Sunday, 4 April 2010

The High Places I: Hard Road

Maps can be misleading. The modern world pays too much heed to representations, simulacrums, of things rather than to the thing itself and this is a dangerous trend because the real world is not flat or found within the confines of a GPS screen. Barningham Moor has taught me this lesson more than once. Having poured over the OS map and zoomed in with Google Earth I paid a visit to the moor in January, when the heavy snows of mid winter had all but vanished from the low country along the river valleys. The moor looms high on the sky line as you approach from the north, its vastness stretching along the horizon like the flanks of a fallen titan. I approached in high spirits, looking forward to the challenge of the landscape but as I got nearer to the moors foot and crossed the streams that mark its beginning it became clear that Lord Winter had not yet loosed his grip from heights. The road up through the Stang Forest to the summit is steep and precipitous and needs careful approach even in clement weather – with a hard frost casting a film of ice on the road it became a difficult and treacherous ascent in a car that was not made for such a purpose.

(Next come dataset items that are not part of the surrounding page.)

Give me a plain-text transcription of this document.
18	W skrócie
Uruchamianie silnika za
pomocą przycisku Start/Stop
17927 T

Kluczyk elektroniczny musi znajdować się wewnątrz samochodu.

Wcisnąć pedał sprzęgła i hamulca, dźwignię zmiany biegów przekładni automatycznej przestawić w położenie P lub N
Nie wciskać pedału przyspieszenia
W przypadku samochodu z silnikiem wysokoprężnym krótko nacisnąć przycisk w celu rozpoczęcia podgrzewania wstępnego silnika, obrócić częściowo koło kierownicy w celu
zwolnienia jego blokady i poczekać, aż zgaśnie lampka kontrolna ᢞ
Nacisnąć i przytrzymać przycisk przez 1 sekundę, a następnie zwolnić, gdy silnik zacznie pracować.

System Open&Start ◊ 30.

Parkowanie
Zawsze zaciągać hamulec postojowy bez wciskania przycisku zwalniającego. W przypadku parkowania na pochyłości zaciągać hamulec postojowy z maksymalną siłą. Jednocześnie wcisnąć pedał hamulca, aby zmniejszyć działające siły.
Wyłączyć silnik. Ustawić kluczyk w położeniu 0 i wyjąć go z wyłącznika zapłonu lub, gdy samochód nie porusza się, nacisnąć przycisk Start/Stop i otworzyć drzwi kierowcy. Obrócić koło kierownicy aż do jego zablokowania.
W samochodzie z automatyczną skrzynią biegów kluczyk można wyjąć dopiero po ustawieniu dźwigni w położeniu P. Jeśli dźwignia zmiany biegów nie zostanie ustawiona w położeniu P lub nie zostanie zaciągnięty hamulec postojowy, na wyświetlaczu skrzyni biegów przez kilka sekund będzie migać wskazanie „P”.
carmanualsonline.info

My first attempt failed part way up the steep climb, the car losing power and grip on the slippery, iced road. A dodgy three-point turn and a rattling ride back down to relative safety brought the chance to take stock of my options, which appeared to be to park below the snow line and commit to a long walk in or have another go at making the summit and reduce the walk to a minimum. Deciding that what I lacked in engineering I would make up in balls I had another run at the road, this time keeping in a low gear and flogging my Ford Fiesta for all it was worth. I roared past the point where I had earlier been forced to concede, up towards the top but just before the summit, as the road reaches its steepest incline, there is a sharp hair-pin bend and it was here – mid way between the first and second corners - that my attempt foundered. Try as I might the car would go no further, the road, the cold and the landscape had defeated me. Mindful that any minute a ruddy-faced yokel from Arkengarthdale could come down and broadside me I did my second three-point turn of the morning and made my way back down the Stang road. However my altitude had been hard won and I was loathe to give it away. Looking for a track leading into the eastern side of the forest I parked up, booted up and set off into the woods with the aim of getting as close to Hope Scar and Hud Scar crags as possible.
Snow-shoes are great things and have served people in the north for thousands of years. Had I a pair myself on that freezing cold morning in January I would have been spared the labour of sinking up to my knees at every step. As it was I thrashed and lumbered through the deep snow, every step making the same monotonous crack-crump as my boots broke through the crust and sank into the soft layer below. I was following a logging road deep into the Stang, a large plantation of Sitka Spruce that covers the north facing slopes between Scargill and Barningham Moors at the extreme southern edge of County Durham. A couple of hundred meters south of me the Yorkshire Dales National Park began and sleeping villagers dreamed of summer coach trips and the profit they would bring but down here, on the wrong side of the watershed, was a place no day-tripper would gladly come; mile upon mile of wind blown moors broken only by sharp, black rocky outcrops and the martial regiments of the Forestry Commission’s spruce.